Rest assured, even with confinement, the internet will hold. But faced with massive teleworking and heavy streaming viewing, cases of localized congestion and partial saturation remain possible. Just like using your entire mobile data plan. To optimize your connection and reduce your consumption while gaining bandwidth, follow the guide.
Would the Internet, therefore, be threatened with saturation because of forced teleworking, which concerns in these times of confinement between approximately 7 and 9 million people, as well as by students condemned to e-learning and people with partial unemployment who turn to stream videos? Unifi Malaysia will be the ultimate support that you will need there.
In this period of confinement against Covid-19, many of you are on your smartphones and PCs, working from home, or simply trying to kill time. So much so that some people fear an Internet “blackout” due to the clogging of pipes. Obviously, without the internet, containment would quickly become a nightmare for us 21st-century humans.

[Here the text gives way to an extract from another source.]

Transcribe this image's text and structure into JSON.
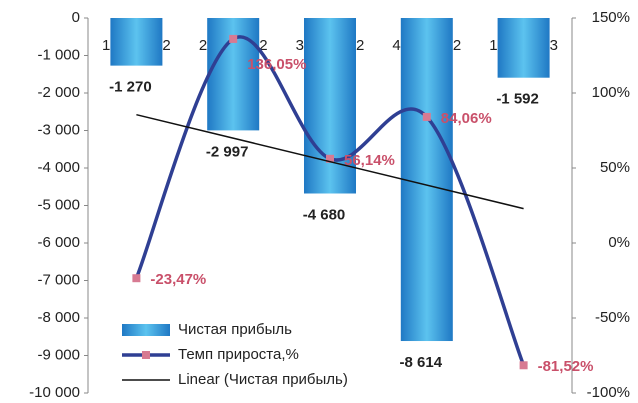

But rest assured: even if Netflix and YouTube have taken measures to reduce their flow and if Disney + has postponed its release in France, officially to avoid Internet “congestion”, for telecoms experts, the network of networks has nothing to fear. Neither do operators, websites, and social media.
No blackout, but slowdowns and localized breakdowns
Admittedly, the quantity of data in circulation on the Internet is constantly increasing: + around 20% per year since 2017. But network structures are constantly adapting to this increase and are sized to support higher traffic than usual. “No, the internet is not going to saturate, because it is the very principle of the internet, to interconnect networks between them to ensure that there is no breakdown and congestion. All the networks are currently at a good level and are holding up thanks to capacity planning, which consists of planning the logical evolutions of the network, in oversizing the capacities in anticipation of the whole year, with upgrades. Admittedly, containment was never planned, but network operators still foresee periods of continuous overconsumption.
A big blackout won’t happen
However, the network expert notes that with containment, “the risks are real of seeing slowdowns and localized cases of congestion.” Thus, on several occasions since March 17, ISPs (access providers) have recorded local outages, often on a city scale. But according to Nicolas Guillaume, “these are one-off and isolated cases”. And if some large operators like SFR, for example, seek to restrain Disney +, “it is above all to remind broadcasters that they refuse to upgrade their networks to allow them to operate their services without sharing their income”.